The current series being published on The Empire podcast covers the history of slavery. As usual, it has been quite good. I think the series is nearing conclusion; though it has not finished yet. I’ve heard quite a lot of reference to Quakers and The Society of Friends throughout the series. In a recent episode entitled Wilberforce and the Fight for Freedom, William Dalrymple asked a leading question of the guest historian, Michael Taylor, author of The Interest, a book about the resistance of the British establishment to ending slavery. He wanted Taylor to explain the connection of Quakers to abolition. Here’s what Taylor said in response.

So the Quakers probably deserve more credit than any other single group in terms of the whole sweep of the history of abolitionism. Benjamin Lay, the eccentric Philadelphian abolitionist in the early part of the 18th century… In the later part of the 18th century, it’s American Quakers and American abolitionists in the northern states, who produced some of the most persuasive and influential literature.

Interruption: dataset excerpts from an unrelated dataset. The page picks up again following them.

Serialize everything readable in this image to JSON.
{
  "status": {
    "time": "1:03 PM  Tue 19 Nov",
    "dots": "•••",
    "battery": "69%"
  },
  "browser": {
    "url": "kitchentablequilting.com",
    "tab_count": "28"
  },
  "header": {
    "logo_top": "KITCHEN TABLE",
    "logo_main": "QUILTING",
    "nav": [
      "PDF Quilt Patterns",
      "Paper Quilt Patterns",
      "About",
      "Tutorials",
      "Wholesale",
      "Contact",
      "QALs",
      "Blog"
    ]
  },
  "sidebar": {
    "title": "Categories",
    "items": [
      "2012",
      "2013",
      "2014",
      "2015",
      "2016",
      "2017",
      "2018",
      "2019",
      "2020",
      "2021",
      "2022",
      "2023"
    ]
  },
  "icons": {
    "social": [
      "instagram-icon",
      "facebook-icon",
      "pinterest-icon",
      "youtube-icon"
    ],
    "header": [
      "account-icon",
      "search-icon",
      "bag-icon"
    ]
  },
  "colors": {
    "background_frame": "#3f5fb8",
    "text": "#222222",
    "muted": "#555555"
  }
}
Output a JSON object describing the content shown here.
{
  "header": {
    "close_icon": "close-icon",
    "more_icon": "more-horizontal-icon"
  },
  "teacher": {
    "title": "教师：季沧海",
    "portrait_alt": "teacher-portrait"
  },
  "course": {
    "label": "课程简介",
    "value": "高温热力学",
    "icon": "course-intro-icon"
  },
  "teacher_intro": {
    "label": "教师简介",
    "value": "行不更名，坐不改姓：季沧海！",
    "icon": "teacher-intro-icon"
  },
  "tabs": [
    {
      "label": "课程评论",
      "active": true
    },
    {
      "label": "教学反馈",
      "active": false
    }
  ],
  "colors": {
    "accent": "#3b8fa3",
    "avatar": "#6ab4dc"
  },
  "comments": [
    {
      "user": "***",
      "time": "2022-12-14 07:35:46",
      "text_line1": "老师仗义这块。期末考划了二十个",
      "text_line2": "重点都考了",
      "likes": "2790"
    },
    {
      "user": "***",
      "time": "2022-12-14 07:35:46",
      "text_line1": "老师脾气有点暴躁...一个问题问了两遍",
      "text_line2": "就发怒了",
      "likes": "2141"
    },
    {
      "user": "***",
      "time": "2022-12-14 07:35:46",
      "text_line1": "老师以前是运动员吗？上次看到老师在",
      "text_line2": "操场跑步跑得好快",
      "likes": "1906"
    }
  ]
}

And it’s this literature which they are sending across to their brethren in the United Kingdom that is absolutely vital to the growth of the abolitionist movement in places like Manchester. 

Dalrymple followed up asking what it is about Quakers that leads them to the conclusion that enslaving other human beings is wrong when apparently neither Anglicans nor Catholics saw it this way. Michael Taylor answers:

For the simple reason that within Quakerism, within the Society of Friends, there is no hierarchy of persons. They are no respecters of persons, so whilst there might within the Catholic and Anglican churches be a very strict hierarchy, a rigid order of things, Quakers have no such problems and they look at everybody as being on an equal plane.

Well, there it is. No hierarchy of persons. It’s just engrained in most Friends, who seem to learn Quakerism more by living among Quakers in community than through schooling – that was certainly my experience. And that’s why recent developments in some Friends groups to establish a ruling hierarchy is so troubling to me and others. It’s a fundamental shift away from Friends ways and the Friends understanding of humans in their relationship to Christ who comes to teach us Himself.

The lowest person in human society is not low in Jesus’ eyes, and can and should hear directly from Him – and speak as she or he hears. Lord Acton’s famous quote regarding the corrupting influence of power comes to mind. As power, particularly coercive power increases, morality so often lessens. Forsake power and speak the truth in love? Jesus, who had more coercive power available to Himself than any other human in history took up the cross. May we grow to be more like Him.